Pulz (ADU VDA) - Grazie assessore per la sua articolata risposta che in parte ci tranquillizza proprio per l'urgenza e la necessità, ancora prima di sentire parlare di prelievi e quindi di abbattimenti, di vedere applicate anche nella nostra regione tutte le altre misure di gestione del lupo previste dal piano, come indica appunto la normativa europea, oltre al buon senso che deve guidare le scelte politiche in un'ottica, mi permetta, più ampia dell'ognuno si gestisca a casa propria.

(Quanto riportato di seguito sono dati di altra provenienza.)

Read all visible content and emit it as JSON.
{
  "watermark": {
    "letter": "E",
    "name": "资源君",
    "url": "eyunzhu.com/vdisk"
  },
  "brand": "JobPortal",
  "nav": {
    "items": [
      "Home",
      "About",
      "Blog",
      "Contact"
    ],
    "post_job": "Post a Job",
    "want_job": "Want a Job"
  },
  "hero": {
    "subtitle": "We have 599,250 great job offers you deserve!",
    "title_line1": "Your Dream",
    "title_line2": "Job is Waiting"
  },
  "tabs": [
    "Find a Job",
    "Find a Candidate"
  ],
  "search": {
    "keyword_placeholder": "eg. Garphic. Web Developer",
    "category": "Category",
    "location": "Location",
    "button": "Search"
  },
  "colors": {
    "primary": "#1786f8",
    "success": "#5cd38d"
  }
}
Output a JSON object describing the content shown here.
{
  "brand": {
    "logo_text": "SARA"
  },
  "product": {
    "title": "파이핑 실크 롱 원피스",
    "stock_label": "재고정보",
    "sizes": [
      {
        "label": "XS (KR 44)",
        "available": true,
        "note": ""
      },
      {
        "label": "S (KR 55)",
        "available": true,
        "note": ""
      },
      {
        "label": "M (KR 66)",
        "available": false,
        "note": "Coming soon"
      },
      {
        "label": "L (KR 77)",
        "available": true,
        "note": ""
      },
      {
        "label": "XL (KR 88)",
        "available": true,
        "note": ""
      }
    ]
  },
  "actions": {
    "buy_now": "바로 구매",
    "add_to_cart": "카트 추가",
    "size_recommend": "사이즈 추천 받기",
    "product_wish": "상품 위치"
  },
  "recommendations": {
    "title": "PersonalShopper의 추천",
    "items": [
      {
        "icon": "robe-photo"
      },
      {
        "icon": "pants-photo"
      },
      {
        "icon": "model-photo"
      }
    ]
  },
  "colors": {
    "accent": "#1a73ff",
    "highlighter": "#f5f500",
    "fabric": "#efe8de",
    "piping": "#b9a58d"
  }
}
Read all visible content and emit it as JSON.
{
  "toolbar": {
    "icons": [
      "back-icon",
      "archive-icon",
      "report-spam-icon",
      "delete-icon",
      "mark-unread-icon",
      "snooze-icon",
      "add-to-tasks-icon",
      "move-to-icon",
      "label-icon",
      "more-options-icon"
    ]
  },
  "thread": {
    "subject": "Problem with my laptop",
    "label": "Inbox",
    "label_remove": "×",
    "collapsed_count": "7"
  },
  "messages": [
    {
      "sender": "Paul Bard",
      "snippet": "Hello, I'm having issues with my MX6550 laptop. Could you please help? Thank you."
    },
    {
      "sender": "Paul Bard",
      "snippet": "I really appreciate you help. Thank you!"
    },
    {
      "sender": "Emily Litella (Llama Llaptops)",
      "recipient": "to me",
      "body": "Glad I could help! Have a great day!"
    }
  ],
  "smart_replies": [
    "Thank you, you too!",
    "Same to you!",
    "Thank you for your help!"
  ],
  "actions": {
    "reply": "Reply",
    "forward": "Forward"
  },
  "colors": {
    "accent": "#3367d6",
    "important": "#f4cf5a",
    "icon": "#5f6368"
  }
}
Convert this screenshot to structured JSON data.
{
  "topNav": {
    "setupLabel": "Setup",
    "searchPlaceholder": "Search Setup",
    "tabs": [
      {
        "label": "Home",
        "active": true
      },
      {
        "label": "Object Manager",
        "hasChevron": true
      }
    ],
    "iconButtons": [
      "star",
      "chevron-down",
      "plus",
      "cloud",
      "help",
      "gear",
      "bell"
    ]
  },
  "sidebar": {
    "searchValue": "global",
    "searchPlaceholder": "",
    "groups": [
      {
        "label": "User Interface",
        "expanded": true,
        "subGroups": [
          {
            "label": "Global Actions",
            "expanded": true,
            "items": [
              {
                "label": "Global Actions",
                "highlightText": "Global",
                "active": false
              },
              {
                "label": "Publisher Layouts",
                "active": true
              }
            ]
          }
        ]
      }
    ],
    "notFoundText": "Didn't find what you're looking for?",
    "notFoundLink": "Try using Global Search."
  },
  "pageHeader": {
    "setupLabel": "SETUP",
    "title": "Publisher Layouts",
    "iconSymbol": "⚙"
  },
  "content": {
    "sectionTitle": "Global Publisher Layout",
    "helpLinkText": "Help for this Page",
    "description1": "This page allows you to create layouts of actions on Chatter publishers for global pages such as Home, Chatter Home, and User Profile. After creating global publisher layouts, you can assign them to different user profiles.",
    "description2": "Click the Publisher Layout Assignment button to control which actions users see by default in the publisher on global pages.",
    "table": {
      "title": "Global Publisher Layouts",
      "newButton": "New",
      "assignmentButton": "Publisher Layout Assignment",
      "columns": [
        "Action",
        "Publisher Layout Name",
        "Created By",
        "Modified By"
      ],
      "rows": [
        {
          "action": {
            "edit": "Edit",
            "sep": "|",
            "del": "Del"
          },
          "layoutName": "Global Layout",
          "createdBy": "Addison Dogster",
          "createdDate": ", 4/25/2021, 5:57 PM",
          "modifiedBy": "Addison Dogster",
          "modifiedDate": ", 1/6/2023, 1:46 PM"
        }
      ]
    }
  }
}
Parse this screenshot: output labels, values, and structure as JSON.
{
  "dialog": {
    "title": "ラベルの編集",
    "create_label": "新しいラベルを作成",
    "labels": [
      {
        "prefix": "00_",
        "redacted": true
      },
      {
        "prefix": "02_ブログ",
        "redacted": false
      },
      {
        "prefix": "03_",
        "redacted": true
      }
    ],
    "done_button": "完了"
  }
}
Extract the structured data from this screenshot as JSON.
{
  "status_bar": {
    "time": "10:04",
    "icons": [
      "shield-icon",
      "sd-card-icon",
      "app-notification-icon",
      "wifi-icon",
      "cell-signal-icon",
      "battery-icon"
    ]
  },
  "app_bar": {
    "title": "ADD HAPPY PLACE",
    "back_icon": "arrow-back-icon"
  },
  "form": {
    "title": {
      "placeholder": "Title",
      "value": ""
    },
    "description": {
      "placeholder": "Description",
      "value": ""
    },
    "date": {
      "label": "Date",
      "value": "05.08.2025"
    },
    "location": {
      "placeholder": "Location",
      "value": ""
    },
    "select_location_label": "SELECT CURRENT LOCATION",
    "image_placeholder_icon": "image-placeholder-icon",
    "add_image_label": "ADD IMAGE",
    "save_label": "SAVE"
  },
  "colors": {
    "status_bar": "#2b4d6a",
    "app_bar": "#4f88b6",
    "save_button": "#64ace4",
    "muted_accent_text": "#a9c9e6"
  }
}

Servono risorse economiche che potrebbero essere impiegate dagli allevatori per far fronte al problema, richiesta di risorse che è sostenuta con forza anche dalle associazioni ambientaliste.
La ricerca scientifica dimostra che eliminato un lupo ne arriva un altro, che magari non conosce il territorio e quindi rischia di fare ancora più danni. I lupi infatti, come ho cercato di spiegare prima e come ci dicono le ricerche, si autoregolano e non c'è mai abbondanza di predatori rispetto a un determinato territorio. Una volta trovato il giusto equilibrio e costituito il branco, il lupo predilige le prede selvatiche e trascura, se opportunamente difese, le prede domestiche. Se per assurdo un domani i lupi venissero eliminati dalla Valle d'Aosta - cosa che costituirebbe un fatto drammatico per l'ecosistema, ma speriamo non accada mai - queste uccisioni non risolverebbero l'evidente crisi del settore agricolo e del settore dell'allevamento, che come cercavo di dire prima sono caratterizzati da eccessiva burocrazia, da rigidità, da clientelismo, da mancanza di programmazione, da mancanza di tutela dell'agricoltura di montagna e dei piccoli e medi produttori, e dall'azione delle grandi società del comparto agroalimentare.
Il nostro appello è che il lupo non diventi mai un elemento di distrazione rispetto ai veri problemi, esattamente come invece si fa con i migranti a livello nazionale. Mi scuso per questo paragone che può senz'altro sembrare azzardato, ma a pensarci bene non lo è.
Dalle ore 11:08 assume la presidenza il vicepresidente Distort.